On this page
|
| SUMMARY | |
| Protocol |
: |
Internet Cache Protocol |
| Protocol suite |
: |
TCP/IP |
| Layer |
: |
Application Layer |
| Ports |
: |
3130 (UDP) |
|
| DESCRIPTION |
The Internet Cache Protocol (ICP) is a protocol used for coordinating web caches. Its purpose is to find out the most appropriate location to retrieve a requested object from in the situation where multiple caches are in use at a single site. The goal is to use the caches as efficiently as possible, and to minimize the number of remote requests to the originating server.
Parents usually sit closer to the internet connection than the child. If a child cache cannot find an object, the query will be sent to the parent cache, which will fetch, cache, and pass on the request. While a parent server will resolve cache misses, a sibling will not. Siblings are caches of equal hierarchical status, whose purpose is to distribute the load amongst the siblings.
When a request comes into one cache in a cluster of siblings, ICP is used to query adjacent caches for the object being requested. If the adjacent cache has the object, it will be transferred from the adjacent cache, instead of being queried from the original server. This is often called a "near miss" - the object was not found in the cache (a "miss") but it was loaded from a nearby cache, instead of from a remote server.
ICP message Format
The ICP message format consists of a 20 byte header followed by a variable sized payload. All fields are represented in network byte order.

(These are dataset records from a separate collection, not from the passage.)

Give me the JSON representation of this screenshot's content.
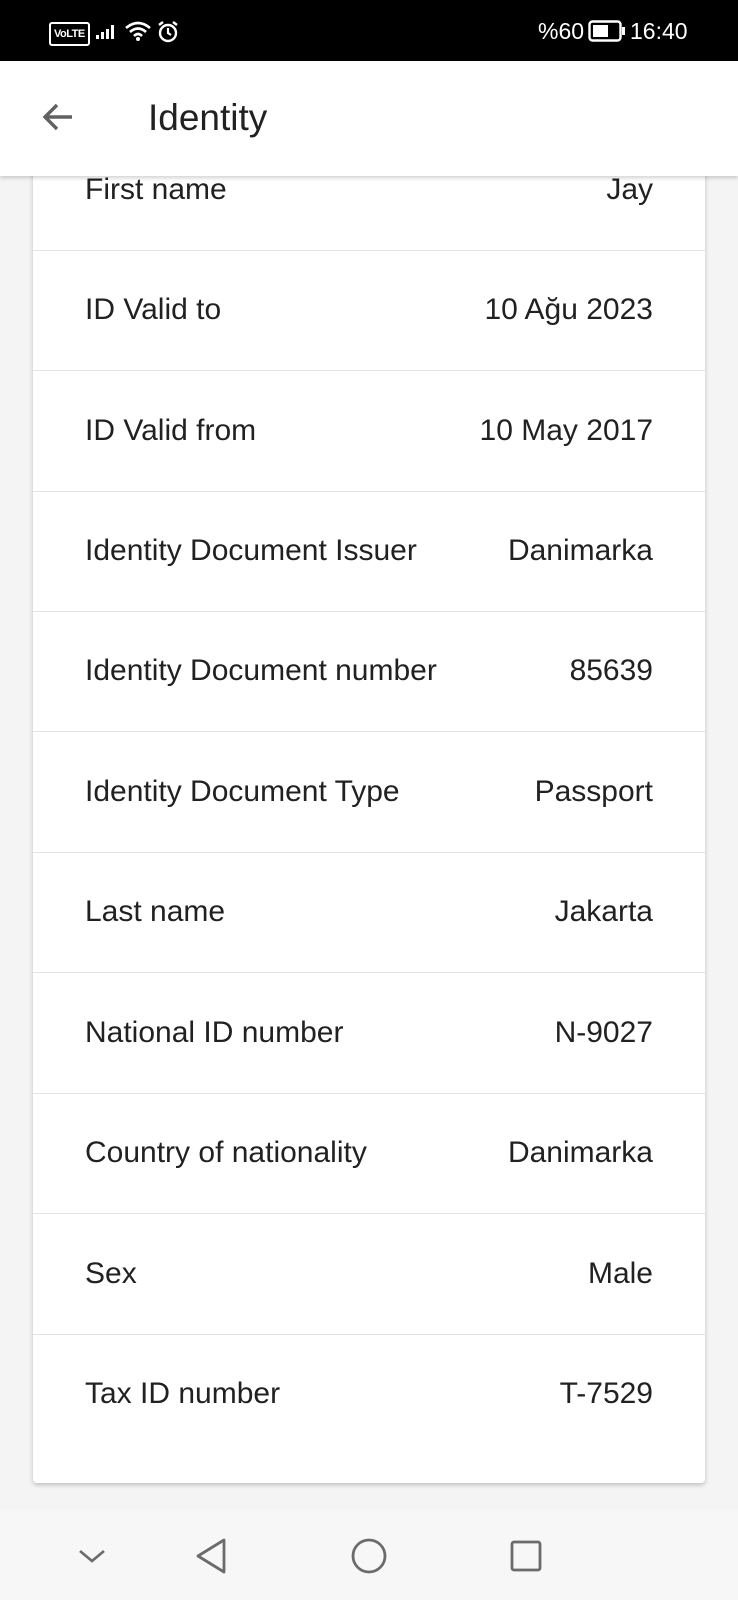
{
  "status_bar": {
    "network_badge": "VoLTE",
    "battery_percent": "%60",
    "time": "16:40",
    "icons": [
      "signal-icon",
      "wifi-icon",
      "alarm-icon",
      "battery-icon"
    ]
  },
  "app_bar": {
    "title": "Identity",
    "back_icon": "arrow-left-icon"
  },
  "rows": [
    {
      "label": "First name",
      "value": "Jay"
    },
    {
      "label": "ID Valid to",
      "value": "10 Ağu 2023"
    },
    {
      "label": "ID Valid from",
      "value": "10 May 2017"
    },
    {
      "label": "Identity Document Issuer",
      "value": "Danimarka"
    },
    {
      "label": "Identity Document number",
      "value": "85639"
    },
    {
      "label": "Identity Document Type",
      "value": "Passport"
    },
    {
      "label": "Last name",
      "value": "Jakarta"
    },
    {
      "label": "National ID number",
      "value": "N-9027"
    },
    {
      "label": "Country of nationality",
      "value": "Danimarka"
    },
    {
      "label": "Sex",
      "value": "Male"
    },
    {
      "label": "Tax ID number",
      "value": "T-7529"
    }
  ],
  "nav_bar": {
    "icons": [
      "chevron-down-icon",
      "back-triangle-icon",
      "home-circle-icon",
      "recents-square-icon"
    ]
  },
  "colors": {
    "status_bar_bg": "#000000",
    "app_bar_bg": "#ffffff",
    "page_bg": "#f4f4f4",
    "text": "#212121",
    "divider": "#e3e3e3"
  }
}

NOTE: All fields must be represented in network byte order. ICP messages must not exceed 16,384 bytes in length.
- Opcode
The following table shows currently defined ICP opcodes
| Value | Name | | 0 | ICP_OP_INVALID | | 1 | ICP_OP_QUERY. | | 2 | ICP_OP_HIT. | | 3 | ICP_OP_MISS. | | 4 | ICP_OP_ERR. | | 5 - 9 | UNUSED | | 10 | ICP_OP_SECHO. | | 11 | ICP_OP_DECHO. | | 12 - 20 | UNUSED | | 21 | ICP_OP_MISS_NOFETCH. | | 22 | ICP_OP_DENIED. | | 23 | ICP_OP_HIT_OBJ. |
- Version
The ICP protocol version number.
- Message Length
The total length of the ICP message in bytes.
- Request Number
An opaque identifier. When responding to a query, this value must be copied into the reply message.
- Options
Option flags that allows extension of this version of the protocol in certain, limited ways.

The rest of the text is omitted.